Two bank executives thrown into custody over alleged forgery
Two Ecobank executives will spend two nights at the Muthaiga Police Station for allegedly forging the registration of a title deed for a property in Nairobi.
Michael Monari, Ecobank’s managing director in Uganda and Wilfred Nyasimi Oroko, the bank’s senior group officer in Lome will remain in custody to allow the police to complete investigations.
Mr Monari and Mr Oroko arrived in the country on Monday from Kampala, Uganda and Lome, Togo, respectively and denied a forgery charge before anti-corruption magistrate Lucy Nyambura.
They had been summoned to appear in court following accusations of obtaining registration by false pretence in a dispute between the bank and a property owner over the sale of a prime building in the Central Business District.
Principal magistrate Ms Nyambura was told by the prosecution that the two top bank officials and others who were in court, procured for Akiba Bank, a precursor of Ecobank, the registration of replacement of change of title deed to property belonging to Mohamed Habib without his consent.
Both pleaded not guilty to the charges and will appear in court tomorrow for bail application.
The prosecution said it had not completed its investigations because the two have been out of the country for a considerable period.
State prosecutor Onesmus Towett asked the court to order the two be remanded at Muthaiga Police Station, a plea the magistrate granted.
Investigations have been going on since last year, but the two managers could not be charged because they moved to the High Court seeking to stop prosecution but the case was thrown out by Mr Justice Mohammed Warsame.
The complaint against the managers was lodged by businessman Mohamed Abubakar who asked the police to investigate an alleged forgery of charge and registration of a title of Nairobi Hotel Downtown belonging to his family.
The title had been charged to the bank by the late Mohamed Habib after he borrowed a loan of Sh7.5 million from the bank.
By the time he died in 2007, he had repaid Sh6.5 million, but the bank was still claiming Sh105 million.

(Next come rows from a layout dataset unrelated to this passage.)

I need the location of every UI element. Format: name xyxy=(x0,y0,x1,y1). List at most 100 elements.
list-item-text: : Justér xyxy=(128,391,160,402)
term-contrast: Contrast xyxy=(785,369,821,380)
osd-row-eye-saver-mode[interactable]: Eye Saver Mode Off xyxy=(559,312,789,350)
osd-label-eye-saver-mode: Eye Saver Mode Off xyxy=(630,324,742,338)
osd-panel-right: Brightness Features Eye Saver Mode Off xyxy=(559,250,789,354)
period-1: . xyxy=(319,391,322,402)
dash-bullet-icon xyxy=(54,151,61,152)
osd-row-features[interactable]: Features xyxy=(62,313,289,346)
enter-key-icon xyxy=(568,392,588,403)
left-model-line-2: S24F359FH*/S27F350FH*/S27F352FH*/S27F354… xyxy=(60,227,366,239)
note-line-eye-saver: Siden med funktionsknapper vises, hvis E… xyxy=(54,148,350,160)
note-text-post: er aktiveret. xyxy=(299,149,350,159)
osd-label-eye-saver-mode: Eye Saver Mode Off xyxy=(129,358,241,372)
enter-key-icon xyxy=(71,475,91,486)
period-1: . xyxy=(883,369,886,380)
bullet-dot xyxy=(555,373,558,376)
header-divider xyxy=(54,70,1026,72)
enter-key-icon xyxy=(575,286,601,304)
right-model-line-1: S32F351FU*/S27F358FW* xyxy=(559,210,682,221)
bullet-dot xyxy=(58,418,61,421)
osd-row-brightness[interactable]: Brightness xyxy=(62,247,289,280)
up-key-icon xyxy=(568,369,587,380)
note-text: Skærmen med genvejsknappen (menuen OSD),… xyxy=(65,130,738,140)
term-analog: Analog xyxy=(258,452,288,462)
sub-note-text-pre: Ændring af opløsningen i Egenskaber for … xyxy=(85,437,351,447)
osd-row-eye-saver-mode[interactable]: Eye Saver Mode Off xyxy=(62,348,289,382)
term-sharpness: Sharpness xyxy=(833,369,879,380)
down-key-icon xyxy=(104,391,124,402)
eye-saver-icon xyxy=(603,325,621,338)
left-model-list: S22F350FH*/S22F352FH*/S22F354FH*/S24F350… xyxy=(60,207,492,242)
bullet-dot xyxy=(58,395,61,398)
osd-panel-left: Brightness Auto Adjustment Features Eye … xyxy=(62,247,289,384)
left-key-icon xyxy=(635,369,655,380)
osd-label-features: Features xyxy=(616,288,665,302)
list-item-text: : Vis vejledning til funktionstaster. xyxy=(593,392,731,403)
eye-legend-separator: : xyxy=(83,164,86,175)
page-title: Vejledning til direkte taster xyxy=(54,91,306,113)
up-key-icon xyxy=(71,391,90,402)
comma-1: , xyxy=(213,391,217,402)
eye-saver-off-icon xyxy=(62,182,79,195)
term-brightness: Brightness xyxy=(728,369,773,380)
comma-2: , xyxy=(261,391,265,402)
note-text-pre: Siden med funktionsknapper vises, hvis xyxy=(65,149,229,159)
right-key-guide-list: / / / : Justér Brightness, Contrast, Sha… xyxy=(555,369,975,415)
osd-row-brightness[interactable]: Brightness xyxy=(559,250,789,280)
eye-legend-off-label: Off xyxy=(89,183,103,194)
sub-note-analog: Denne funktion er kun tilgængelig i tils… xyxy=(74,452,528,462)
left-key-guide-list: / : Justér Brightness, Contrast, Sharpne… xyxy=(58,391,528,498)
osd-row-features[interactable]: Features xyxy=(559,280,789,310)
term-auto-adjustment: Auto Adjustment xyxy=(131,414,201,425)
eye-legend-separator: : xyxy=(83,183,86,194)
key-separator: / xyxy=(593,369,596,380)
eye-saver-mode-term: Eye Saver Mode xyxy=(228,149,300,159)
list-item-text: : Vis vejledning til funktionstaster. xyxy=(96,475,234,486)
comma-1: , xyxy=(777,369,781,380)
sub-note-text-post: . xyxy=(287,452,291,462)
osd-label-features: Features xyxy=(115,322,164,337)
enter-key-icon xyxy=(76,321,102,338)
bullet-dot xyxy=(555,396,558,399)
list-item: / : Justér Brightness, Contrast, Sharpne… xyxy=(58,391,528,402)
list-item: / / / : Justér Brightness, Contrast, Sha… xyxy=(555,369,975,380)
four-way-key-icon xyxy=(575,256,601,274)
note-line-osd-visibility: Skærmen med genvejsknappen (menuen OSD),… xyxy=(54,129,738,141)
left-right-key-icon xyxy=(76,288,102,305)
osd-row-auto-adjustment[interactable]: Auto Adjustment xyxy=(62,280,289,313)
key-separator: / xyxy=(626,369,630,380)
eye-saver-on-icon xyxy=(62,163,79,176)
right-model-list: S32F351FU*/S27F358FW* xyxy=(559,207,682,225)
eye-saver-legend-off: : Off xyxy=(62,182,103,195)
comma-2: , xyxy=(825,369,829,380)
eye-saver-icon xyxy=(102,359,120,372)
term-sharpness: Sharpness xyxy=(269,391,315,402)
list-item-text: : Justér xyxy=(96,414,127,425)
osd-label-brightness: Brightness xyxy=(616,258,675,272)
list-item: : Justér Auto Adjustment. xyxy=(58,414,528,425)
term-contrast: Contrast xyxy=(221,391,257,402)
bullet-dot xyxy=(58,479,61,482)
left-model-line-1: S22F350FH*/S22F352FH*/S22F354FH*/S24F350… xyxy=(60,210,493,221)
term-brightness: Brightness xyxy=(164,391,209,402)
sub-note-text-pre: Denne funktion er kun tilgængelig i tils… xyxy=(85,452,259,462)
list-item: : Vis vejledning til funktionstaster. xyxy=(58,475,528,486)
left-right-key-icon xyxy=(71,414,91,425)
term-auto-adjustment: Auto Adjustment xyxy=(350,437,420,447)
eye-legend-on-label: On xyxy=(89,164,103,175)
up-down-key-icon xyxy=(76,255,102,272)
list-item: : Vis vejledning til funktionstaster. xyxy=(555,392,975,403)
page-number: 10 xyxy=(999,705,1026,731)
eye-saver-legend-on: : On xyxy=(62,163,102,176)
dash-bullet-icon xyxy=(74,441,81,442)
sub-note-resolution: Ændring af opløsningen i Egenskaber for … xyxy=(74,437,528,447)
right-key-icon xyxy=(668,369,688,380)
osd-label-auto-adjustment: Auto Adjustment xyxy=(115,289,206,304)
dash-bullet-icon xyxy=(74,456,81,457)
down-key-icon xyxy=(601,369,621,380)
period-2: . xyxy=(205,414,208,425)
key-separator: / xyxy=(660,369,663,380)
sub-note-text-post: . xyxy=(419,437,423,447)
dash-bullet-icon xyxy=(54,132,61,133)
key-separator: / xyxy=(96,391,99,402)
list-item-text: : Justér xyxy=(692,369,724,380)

The hotel was later sold on December 15, 2008 to a businessman John Kariuki Ngururi for Sh60.5 million and thereafter, Mr Abubakar was ordered to pay monthly rent to the new owner. Mr Abubakar claims the two senior managers signed the charge as directors of the bank and the charge was a clear forgery as Habib died in June 17, 2007 but it was signed and executed in December 31, 2008.
The two are alleged to have unlawfully varied terms of the agreement on property LR208/4356 and forwarded it to the bank on February 25, 2009.
On March 30, Mr Justice Warsame threw out an application by the bank and directed the Director of Public Prosecutions (DPP) Keriako Tobiko and the Criminal Investigations Department (CID) to arrest and arraign in court Mr Monari and Mr Aroko for alleged forgery.
The court heard during the earlier hearing that the replacement of the charge on the title and the subsequent transfer of the property could only have been achieved through fraud by officials at the bank and lands registry.
Mr Abubakar submitted through his lawyer that his father had repaid Sh6.29 million which covered 90 per cent of the principal sum when the bank exercised its statutory power of sale.
He was also aggrieved by the compound interest rate of 34 per cent per annum charged on the loan.
Justice Warsame said evidence adduced disclosed criminal acts and omissions “which must be investigated, prosecuted, and determined by the court.”
A valuation report put the market value of the four-storey building located along Nairobi’s Mokhtar Dadar Street behind Nakumatt Lifestyle at Sh105 million.
Mr Abubakar’s application followed the invasion of the premises by Kindest Auctioneers on alleged instructions of Mr Ngururi to levy distress for Sh8.8 million rent arrears.